AIMS: Granulocyte Colony-Stimulating Factor (G-CSF), which mobilizes hemopoietic stem cells (HSC), is believed to protect HSC graft recipients from graft-versus-host disease by enhancing Th2 cytokine secretion. Accordingly, G-CSF should aggravate Th2-dependent allergic pulmonary inflammation and the associated eosinophilia. We evaluated the effects of G-CSF in a model of allergic pulmonary inflammation. MAIN METHODS: Allergic pulmonary inflammation was induced by repeated aerosol allergen challenge in ovalbumin-sensitized C57BL/6J mice. The effects of allergen challenge and of G-CSF pretreatment were evaluated by monitoring: a) eosinophilia and cytokine/chemokine content of bronchoalveolar lavage fluid, pulmonary interstitium, and blood; b) changes in airway resistance; and c) changes in bone-marrow eosinophil production. KEY FINDINGS: Contrary to expectations, G-CSF pretreatment neither induced nor enhanced allergic pulmonary inflammation. Instead, G-CSF: a) suppressed accumulation of infiltrating eosinophils in bronchoalveolar, peribronchial and perivascular spaces of challenged lungs; and b) prevented ovalbumin challenge-induced rises in airway resistance. G-CSF had multiple regulatory effects on cytokine and chemokine production: in bronchoalveolar lavage fluid, levels of IL-1 and IL-12 (p40), eotaxin and MIP-1a were decreased; in plasma, KC, a neutrophil chemoattractant, was increased, while IL-5 was decreased and eotaxin was unaffected. In bone-marrow, G-CSF: a) prevented the increase in bone-marrow eosinophil production induced by ovalbumin challenge of sensitized mice; and b) selectively stimulated neutrophil colony formation. SIGNIFICANCE: These observations challenge the view that G-CSF deviates cytokine production towards a Th2 profile in vivo, and suggest that this neutrophil-selective hemopoietin affects eosinophilic inflammation by a combination of effects on lung cytokine production and bone-marrow hemopoiesis.

Inducible nitric oxide synthase/CD95L-dependent suppression of pulmonary and bone marrow eosinophilia by diethylcarbamazine.
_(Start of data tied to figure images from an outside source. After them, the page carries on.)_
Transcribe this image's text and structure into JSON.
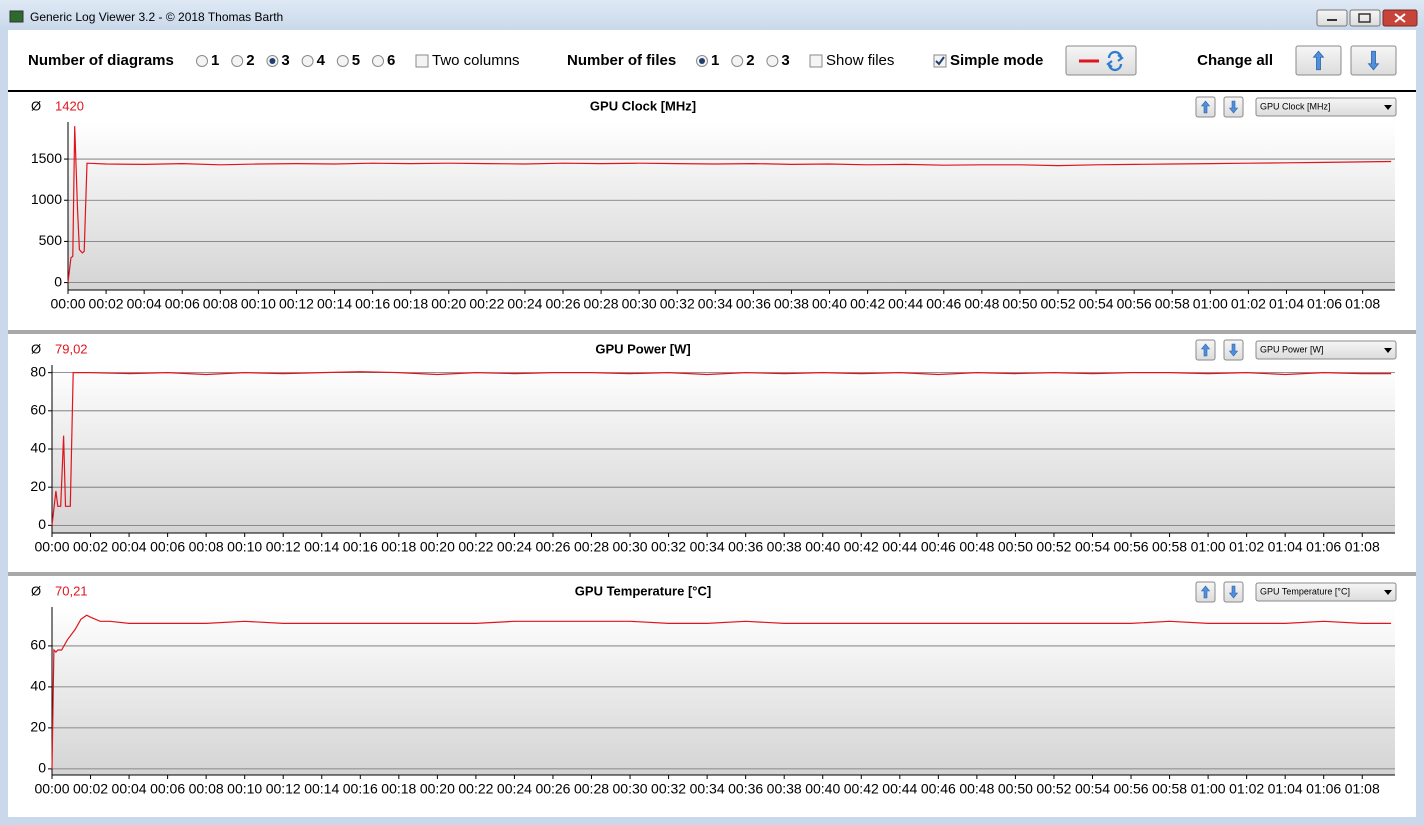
{
  "window": {
    "title": "Generic Log Viewer 3.2 - © 2018 Thomas Barth"
  },
  "toolbar": {
    "diagrams_label": "Number of diagrams",
    "diagram_options": [
      "1",
      "2",
      "3",
      "4",
      "5",
      "6"
    ],
    "diagrams_selected": "3",
    "two_columns": {
      "label": "Two columns",
      "checked": false
    },
    "files_label": "Number of files",
    "file_options": [
      "1",
      "2",
      "3"
    ],
    "files_selected": "1",
    "show_files": {
      "label": "Show files",
      "checked": false
    },
    "simple_mode": {
      "label": "Simple mode",
      "checked": true
    },
    "change_all": "Change all"
  },
  "chart_data": [
    {
      "type": "line",
      "title": "GPU Clock [MHz]",
      "average_symbol": "Ø",
      "average": "1420",
      "selector": "GPU Clock [MHz]",
      "color": "#e0141e",
      "grid": true,
      "x": [
        0,
        0.15,
        0.25,
        0.35,
        0.5,
        0.6,
        0.75,
        0.85,
        1.0,
        2,
        4,
        6,
        8,
        10,
        12,
        14,
        16,
        18,
        20,
        22,
        24,
        26,
        28,
        30,
        32,
        34,
        36,
        38,
        40,
        42,
        44,
        46,
        48,
        50,
        52,
        54,
        56,
        58,
        60,
        62,
        64,
        66,
        68,
        69.5
      ],
      "values": [
        0,
        300,
        320,
        1900,
        900,
        400,
        360,
        380,
        1450,
        1440,
        1435,
        1445,
        1430,
        1440,
        1445,
        1440,
        1450,
        1445,
        1450,
        1445,
        1440,
        1450,
        1445,
        1450,
        1445,
        1440,
        1445,
        1435,
        1440,
        1430,
        1435,
        1425,
        1430,
        1430,
        1420,
        1430,
        1435,
        1440,
        1445,
        1450,
        1455,
        1460,
        1465,
        1470
      ],
      "xlim": [
        0,
        69.7
      ],
      "ylim": [
        -90,
        1950
      ],
      "yticks": [
        0,
        500,
        1000,
        1500
      ],
      "xticks": [
        {
          "value": 0,
          "label": "00:00"
        },
        {
          "value": 2,
          "label": "00:02"
        },
        {
          "value": 4,
          "label": "00:04"
        },
        {
          "value": 6,
          "label": "00:06"
        },
        {
          "value": 8,
          "label": "00:08"
        },
        {
          "value": 10,
          "label": "00:10"
        },
        {
          "value": 12,
          "label": "00:12"
        },
        {
          "value": 14,
          "label": "00:14"
        },
        {
          "value": 16,
          "label": "00:16"
        },
        {
          "value": 18,
          "label": "00:18"
        },
        {
          "value": 20,
          "label": "00:20"
        },
        {
          "value": 22,
          "label": "00:22"
        },
        {
          "value": 24,
          "label": "00:24"
        },
        {
          "value": 26,
          "label": "00:26"
        },
        {
          "value": 28,
          "label": "00:28"
        },
        {
          "value": 30,
          "label": "00:30"
        },
        {
          "value": 32,
          "label": "00:32"
        },
        {
          "value": 34,
          "label": "00:34"
        },
        {
          "value": 36,
          "label": "00:36"
        },
        {
          "value": 38,
          "label": "00:38"
        },
        {
          "value": 40,
          "label": "00:40"
        },
        {
          "value": 42,
          "label": "00:42"
        },
        {
          "value": 44,
          "label": "00:44"
        },
        {
          "value": 46,
          "label": "00:46"
        },
        {
          "value": 48,
          "label": "00:48"
        },
        {
          "value": 50,
          "label": "00:50"
        },
        {
          "value": 52,
          "label": "00:52"
        },
        {
          "value": 54,
          "label": "00:54"
        },
        {
          "value": 56,
          "label": "00:56"
        },
        {
          "value": 58,
          "label": "00:58"
        },
        {
          "value": 60,
          "label": "01:00"
        },
        {
          "value": 62,
          "label": "01:02"
        },
        {
          "value": 64,
          "label": "01:04"
        },
        {
          "value": 66,
          "label": "01:06"
        },
        {
          "value": 68,
          "label": "01:08"
        }
      ]
    },
    {
      "type": "line",
      "title": "GPU Power [W]",
      "average_symbol": "Ø",
      "average": "79,02",
      "selector": "GPU Power [W]",
      "color": "#e0141e",
      "grid": true,
      "x": [
        0,
        0.2,
        0.3,
        0.45,
        0.6,
        0.7,
        0.8,
        0.95,
        1.1,
        1.25,
        2,
        4,
        6,
        8,
        10,
        12,
        14,
        16,
        18,
        20,
        22,
        24,
        26,
        28,
        30,
        32,
        34,
        36,
        38,
        40,
        42,
        44,
        46,
        48,
        50,
        52,
        54,
        56,
        58,
        60,
        62,
        64,
        66,
        68,
        69.5
      ],
      "values": [
        0,
        18,
        10,
        10,
        47,
        10,
        10,
        10,
        80,
        80,
        80,
        79.5,
        80,
        79,
        80,
        79.5,
        80,
        80.5,
        80,
        79,
        80,
        79.5,
        80,
        80,
        79.5,
        80,
        79,
        80,
        79.5,
        80,
        79.5,
        80,
        79,
        80,
        79.5,
        80,
        79.5,
        80,
        80,
        79.5,
        80,
        79,
        80,
        79.5,
        79.5
      ],
      "xlim": [
        0,
        69.7
      ],
      "ylim": [
        -4,
        84
      ],
      "yticks": [
        0,
        20,
        40,
        60,
        80
      ],
      "xticks": [
        {
          "value": 0,
          "label": "00:00"
        },
        {
          "value": 2,
          "label": "00:02"
        },
        {
          "value": 4,
          "label": "00:04"
        },
        {
          "value": 6,
          "label": "00:06"
        },
        {
          "value": 8,
          "label": "00:08"
        },
        {
          "value": 10,
          "label": "00:10"
        },
        {
          "value": 12,
          "label": "00:12"
        },
        {
          "value": 14,
          "label": "00:14"
        },
        {
          "value": 16,
          "label": "00:16"
        },
        {
          "value": 18,
          "label": "00:18"
        },
        {
          "value": 20,
          "label": "00:20"
        },
        {
          "value": 22,
          "label": "00:22"
        },
        {
          "value": 24,
          "label": "00:24"
        },
        {
          "value": 26,
          "label": "00:26"
        },
        {
          "value": 28,
          "label": "00:28"
        },
        {
          "value": 30,
          "label": "00:30"
        },
        {
          "value": 32,
          "label": "00:32"
        },
        {
          "value": 34,
          "label": "00:34"
        },
        {
          "value": 36,
          "label": "00:36"
        },
        {
          "value": 38,
          "label": "00:38"
        },
        {
          "value": 40,
          "label": "00:40"
        },
        {
          "value": 42,
          "label": "00:42"
        },
        {
          "value": 44,
          "label": "00:44"
        },
        {
          "value": 46,
          "label": "00:46"
        },
        {
          "value": 48,
          "label": "00:48"
        },
        {
          "value": 50,
          "label": "00:50"
        },
        {
          "value": 52,
          "label": "00:52"
        },
        {
          "value": 54,
          "label": "00:54"
        },
        {
          "value": 56,
          "label": "00:56"
        },
        {
          "value": 58,
          "label": "00:58"
        },
        {
          "value": 60,
          "label": "01:00"
        },
        {
          "value": 62,
          "label": "01:02"
        },
        {
          "value": 64,
          "label": "01:04"
        },
        {
          "value": 66,
          "label": "01:06"
        },
        {
          "value": 68,
          "label": "01:08"
        }
      ]
    },
    {
      "type": "line",
      "title": "GPU Temperature [°C]",
      "average_symbol": "Ø",
      "average": "70,21",
      "selector": "GPU Temperature [°C]",
      "color": "#e0141e",
      "grid": true,
      "x": [
        0,
        0.1,
        0.2,
        0.3,
        0.5,
        0.8,
        1.2,
        1.5,
        1.8,
        2.0,
        2.5,
        3,
        4,
        6,
        8,
        10,
        12,
        14,
        16,
        18,
        20,
        22,
        24,
        26,
        28,
        30,
        32,
        34,
        36,
        38,
        40,
        42,
        44,
        46,
        48,
        50,
        52,
        54,
        56,
        58,
        60,
        62,
        64,
        66,
        68,
        69.5
      ],
      "values": [
        0,
        58,
        57,
        58,
        58,
        63,
        68,
        73,
        75,
        74,
        72,
        72,
        71,
        71,
        71,
        72,
        71,
        71,
        71,
        71,
        71,
        71,
        72,
        72,
        72,
        72,
        71,
        71,
        72,
        71,
        71,
        71,
        71,
        71,
        71,
        71,
        71,
        71,
        71,
        72,
        71,
        71,
        71,
        72,
        71,
        71
      ],
      "xlim": [
        0,
        69.7
      ],
      "ylim": [
        -3,
        79
      ],
      "yticks": [
        0,
        20,
        40,
        60
      ],
      "xticks": [
        {
          "value": 0,
          "label": "00:00"
        },
        {
          "value": 2,
          "label": "00:02"
        },
        {
          "value": 4,
          "label": "00:04"
        },
        {
          "value": 6,
          "label": "00:06"
        },
        {
          "value": 8,
          "label": "00:08"
        },
        {
          "value": 10,
          "label": "00:10"
        },
        {
          "value": 12,
          "label": "00:12"
        },
        {
          "value": 14,
          "label": "00:14"
        },
        {
          "value": 16,
          "label": "00:16"
        },
        {
          "value": 18,
          "label": "00:18"
        },
        {
          "value": 20,
          "label": "00:20"
        },
        {
          "value": 22,
          "label": "00:22"
        },
        {
          "value": 24,
          "label": "00:24"
        },
        {
          "value": 26,
          "label": "00:26"
        },
        {
          "value": 28,
          "label": "00:28"
        },
        {
          "value": 30,
          "label": "00:30"
        },
        {
          "value": 32,
          "label": "00:32"
        },
        {
          "value": 34,
          "label": "00:34"
        },
        {
          "value": 36,
          "label": "00:36"
        },
        {
          "value": 38,
          "label": "00:38"
        },
        {
          "value": 40,
          "label": "00:40"
        },
        {
          "value": 42,
          "label": "00:42"
        },
        {
          "value": 44,
          "label": "00:44"
        },
        {
          "value": 46,
          "label": "00:46"
        },
        {
          "value": 48,
          "label": "00:48"
        },
        {
          "value": 50,
          "label": "00:50"
        },
        {
          "value": 52,
          "label": "00:52"
        },
        {
          "value": 54,
          "label": "00:54"
        },
        {
          "value": 56,
          "label": "00:56"
        },
        {
          "value": 58,
          "label": "00:58"
        },
        {
          "value": 60,
          "label": "01:00"
        },
        {
          "value": 62,
          "label": "01:02"
        },
        {
          "value": 64,
          "label": "01:04"
        },
        {
          "value": 66,
          "label": "01:06"
        },
        {
          "value": 68,
          "label": "01:08"
        }
      ]
    }
  ]
}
RATIONALE: The mechanism of action of diethylcarbamazine (DEC), an antifilarial drug effective against tropical pulmonary eosinophilia, remains controversial. DEC effects on microfilariae depend on inducible NO synthase (iNOS). In eosinophilic pulmonary inflammation, its therapeutic mechanism has not been established. We previously described the rapid up-regulation of bone marrow eosinophilopoiesis in ovalbumin (OVA)-sensitized mice by airway allergen challenge, and further evidenced the down-regulation of eosinophilopoiesis by iNOS- and CD95L-dependent mechanisms. OBJECTIVES: We investigated whether: (1) DEC can prevent the effects of airway challenge of sensitized mice on lungs and bone marrow, and (2) its effectiveness depends on iNOS/CD95L. METHODS: OVA-sensitized BALB/c mice were intranasally challenged for 3 consecutive days, with DEC administered over a 12-, 3-, or 2-day period, ending at the day of the last challenge. We evaluated: (1) airway resistance, cytokine (IFN-gamma, IL-4, IL-5, and eotaxin) production, and pulmonary eosinophil accumulation; and (2) bone marrow eosinophil numbers in vivo and eosinophil differentiation ex vivo. MEASUREMENTS AND MAIN RESULTS: DEC effectively prevented the effects of subsequent challenges on: (1) airway resistance, Th1/Th2 cytokine production, and pulmonary eosinophil accumulation; and (2) eosinophilopoiesis in vivo and ex vivo. Recovery from unprotected challenges included full responses to DEC during renewed challenges. DEC directly suppressed IL-5-dependent eosinophilopoiesis in naive bone marrow. DEC was ineffective in CD95L-deficient gld mice and in mice lacking iNOS activity because of gene targeting or pharmacological blockade. CONCLUSIONS: DEC has a strong impact on pulmonary eosinophilic inflammation in allergic mice, as well as on the underlying hemopoietic response, suppressing the eosinophil lineage by an iNOS/CD95L-dependent mechanism.